Nigeria: Fulani group sets conditions for peace following brutal attacks

Aid is delivered to survivors of the attacks in Bokkos. ECCVN

 

Addressing the media on April 8, a spokesman for the Plateau State chapter of the Coalition of Fulani Registered Organizations (COFRO) made a series of demands of the state government to restore peace to Plateau after weeks of violence. The statement, which came just days after suspected Fulani militias simultaneously attacked 15 villages in the Bokkos local government area, killing 56 people, is being interpreted as a claim of responsibility.  

COFRO subsequently denied that its calls amounted to “preconditions” for peace. 

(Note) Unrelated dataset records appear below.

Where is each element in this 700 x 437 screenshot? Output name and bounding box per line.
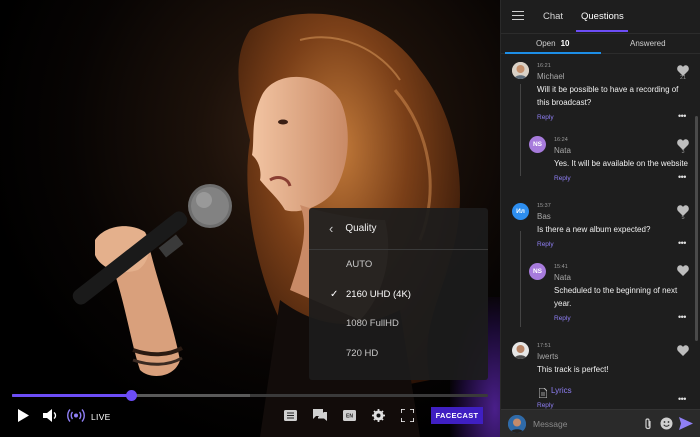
reply-link[interactable]: Reply — [554, 175, 571, 182]
subtitles-icon[interactable]: EN — [343, 410, 356, 421]
quality-menu-title: Quality — [345, 223, 377, 234]
tab-chat[interactable]: Chat — [543, 11, 563, 22]
broadcast-icon[interactable] — [67, 408, 85, 423]
message-input[interactable]: Message — [533, 419, 568, 429]
author-name: Nata — [554, 273, 571, 282]
user-avatar — [508, 415, 526, 433]
question-filter-tabs: Open 10 Answered — [501, 34, 700, 54]
reply-link[interactable]: Reply — [537, 402, 554, 409]
more-icon[interactable]: ••• — [678, 394, 686, 404]
quality-option-label: 1080 FullHD — [346, 318, 399, 330]
questions-panel: Chat Questions Open 10 Answered 16:21 Mic… — [500, 0, 700, 437]
panel-header: Chat Questions — [501, 0, 700, 34]
attach-icon[interactable] — [643, 418, 653, 436]
chat-icon[interactable] — [313, 409, 327, 421]
chevron-left-icon[interactable]: ‹ — [329, 221, 333, 236]
live-label: LIVE — [91, 412, 111, 422]
message-text: This track is perfect! — [537, 365, 609, 374]
message-text: this broadcast? — [537, 98, 592, 107]
progress-bar[interactable] — [12, 390, 488, 401]
message-time: 15:37 — [537, 203, 551, 209]
thread-line — [520, 84, 521, 176]
message-time: 17:51 — [537, 343, 551, 349]
message-composer: Message — [501, 409, 700, 437]
quality-option-1080[interactable]: 1080 FullHD — [309, 309, 488, 339]
progress-handle[interactable] — [126, 390, 137, 401]
list-icon[interactable] — [284, 410, 297, 421]
avatar: NS — [529, 263, 546, 280]
volume-icon[interactable] — [43, 409, 59, 422]
open-count: 10 — [560, 39, 570, 48]
tab-questions[interactable]: Questions — [581, 11, 624, 22]
reply-link[interactable]: Reply — [537, 114, 554, 121]
message-text: Yes. It will be available on the website — [554, 159, 689, 168]
quality-option-label: 720 HD — [346, 347, 379, 359]
heart-icon[interactable] — [677, 343, 689, 361]
emoji-icon[interactable] — [660, 417, 673, 435]
more-icon[interactable]: ••• — [678, 238, 686, 248]
more-icon[interactable]: ••• — [678, 172, 686, 182]
app: ‹ Quality AUTO ✓ 2160 UHD (4K) 1080 Full… — [0, 0, 700, 437]
check-icon: ✓ — [330, 288, 339, 300]
quality-option-4k[interactable]: ✓ 2160 UHD (4K) — [309, 280, 488, 310]
quality-option-720[interactable]: 720 HD — [309, 339, 488, 369]
avatar: Ил — [512, 203, 529, 220]
video-player[interactable]: ‹ Quality AUTO ✓ 2160 UHD (4K) 1080 Full… — [0, 0, 500, 437]
reply-link[interactable]: Reply — [554, 315, 571, 322]
like-count: 3 — [681, 149, 685, 155]
player-controls: LIVE EN FACECAST — [0, 404, 500, 430]
quality-option-label: AUTO — [346, 259, 373, 271]
facecast-logo[interactable]: FACECAST — [431, 407, 483, 424]
message-text: Is there a new album expected? — [537, 225, 651, 234]
thread-line — [520, 231, 521, 327]
play-icon[interactable] — [17, 409, 29, 422]
scrollbar[interactable] — [695, 116, 698, 341]
message-text: Scheduled to the beginning of next — [554, 286, 678, 295]
author-name: Nata — [554, 146, 571, 155]
avatar: NS — [529, 136, 546, 153]
author-name: Michael — [537, 72, 565, 81]
author-name: Bas — [537, 212, 551, 221]
attachment-link[interactable]: Lyrics — [551, 386, 572, 395]
more-icon[interactable]: ••• — [678, 111, 686, 121]
message-time: 16:24 — [554, 137, 568, 143]
settings-icon[interactable] — [372, 409, 385, 422]
progress-fill — [12, 394, 131, 397]
like-count: 21 — [679, 75, 687, 81]
message-text: Will it be possible to have a recording … — [537, 85, 679, 94]
message-time: 15:41 — [554, 264, 568, 270]
message-text: year. — [554, 299, 572, 308]
send-icon[interactable] — [679, 417, 693, 435]
tab-open[interactable]: Open 10 — [536, 39, 569, 48]
document-icon — [538, 385, 548, 403]
filter-tab-indicator — [505, 52, 601, 54]
tab-active-indicator — [576, 30, 628, 32]
tab-open-label: Open — [536, 39, 556, 48]
quality-option-label: 2160 UHD (4K) — [346, 288, 411, 300]
quality-option-auto[interactable]: AUTO — [309, 250, 488, 280]
fullscreen-icon[interactable] — [401, 409, 414, 422]
quality-menu: ‹ Quality AUTO ✓ 2160 UHD (4K) 1080 Full… — [309, 208, 488, 380]
subtitles-badge: EN — [346, 414, 353, 420]
avatar — [512, 62, 529, 79]
quality-menu-header[interactable]: ‹ Quality — [309, 208, 488, 250]
heart-icon[interactable] — [677, 263, 689, 281]
message-time: 16:21 — [537, 63, 551, 69]
reply-link[interactable]: Reply — [537, 241, 554, 248]
menu-icon[interactable] — [512, 11, 524, 21]
like-count: 5 — [681, 215, 685, 221]
avatar — [512, 342, 529, 359]
tab-answered[interactable]: Answered — [630, 39, 666, 48]
more-icon[interactable]: ••• — [678, 312, 686, 322]
author-name: Iwerts — [537, 352, 559, 361]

The group’s demands included the disbandment of the only security bodies that provide some protection to the Christian communities against genocidal Fulani attacks, CSI’s International President, Dr. John Eibner, noted in a post on X. 

Between March 24 and April 13, at least 126 residents of rural Christian communities in the state were killed when their villages were invaded by suspected Fulani militants. The attacks drove thousands of people from their homes and cast a shadow over Easter celebrations. 

Fulani demands 

At a press conference in neighboring Kaduna state on April 8, the Plateau chairman of COFRO, Garba Abdullahi Muhammad, blamed “a lack of justice from the local government and security agency” for the escalation of violence in the state, according to a media readout.  

“We’re demanding immediate removal of operational commander section 5, Operation Safe Haven, Bokkos, Col. Dauda Magem, for bias on professional military conduct, inciting violence, inciting religious intolerance and bigotry, and incompetence and violation of military ethics and constitutional provisions,” Muhammad said in a video clip of his address broadcast by TVC News. 

He also called for the disbandment of the “notorious and anti-Fulani squad, the state security outfit codenamed Operation Rainbow”, as well as the arrest and prosecution of its operatives “involved in killing, maiming, arresting and displacing Fulani communities.” 

Additionally, Muhammad called on the federal government to set up an independent inquiry into the killings and to compensate the victims, regardless of religion or ethnicity. 

Terror campaign against Christian population

Since 2001, Fulani militias have seized more than 150 villages in Plateau State. The federal government has deployed two military missions – Operation Safe Haven and Operation Rainbow – to restore peace to the state, but they have proved largely ineffective in deterring Fulani attacks. 

“Garba Abdullahi [Muhammad], the spokesman for the Fulani Coalition,… announces conditions for the cessation of their terror campaign against the indigenous, predominantly Christian rural population of the Middle Belt’s Plateau State,” Eibner wrote on X.  

“He demands rendering dysfunctional the only security institutions – Operations Rainbow and Safe Haven – that stand in the way of further Fulani ethnic and religious cleansing.” 

“The Fulani demand for the dismantling the state’s security institutions in Plateau State comes in response to a new initiative of the Governor Caleb Mutfwang to upgrade them,” Eibner pointed out. 

The governor recently announced a deal to enhance surveillance in Plateau through the use of advanced drones. 

Angry response 

A Bokkos-based organization condemned the Fulani coalition statement, and called for the immediate arrest of its leaders. 

The Bokkos Cultural Development Council (BCDC) said the COFRO demands “seem to indicate a calculated plan to perpetuate threats and maintain a climate of terror in Plateau villages,” Daily Post reported. 

According to the BCDC, the statement “exposes the true identity of the terrorists and their financiers, thereby revealing their intentions to undermine the sovereignty of the Nigerian state.” 

Speaking to TVC News, a former military governor of Plateau State, Samuel Atukum, also rejected the conditions made by the Fulani group and called for the immediate arrest of the leadership by the authorities. “With this, you will know who are behind the crisis. It was clear this man was speaking on behalf of the Fulani herdsmen,” said Atukum, who served as governor in 1984-1985, during the military regime of General Muhammadu Buhari, himself a Fulani Muslim. 

Since 2018, militias from the Muslim Fulani ethnic group have been systematically attacking Christian villages in Nigeria’s fertile Middle Belt region, occupying their land and displacing millions. CSI issued a genocide warning for Christians in Nigeria in 2020. 

“This violence is driven by the longstanding determination of Nigeria’s Muslim Fulani-dominated ruling class to gain dominion over the predominantly Christian Middle Belt,” Eibner commented. “The Fulani militias are their instruments. They are waging jihad – in pursuit of the same goals as their spiritual and political forefather, Usman Dan Fodio, the founder of Nigeria’s 19th century Fulani-led caliphate.”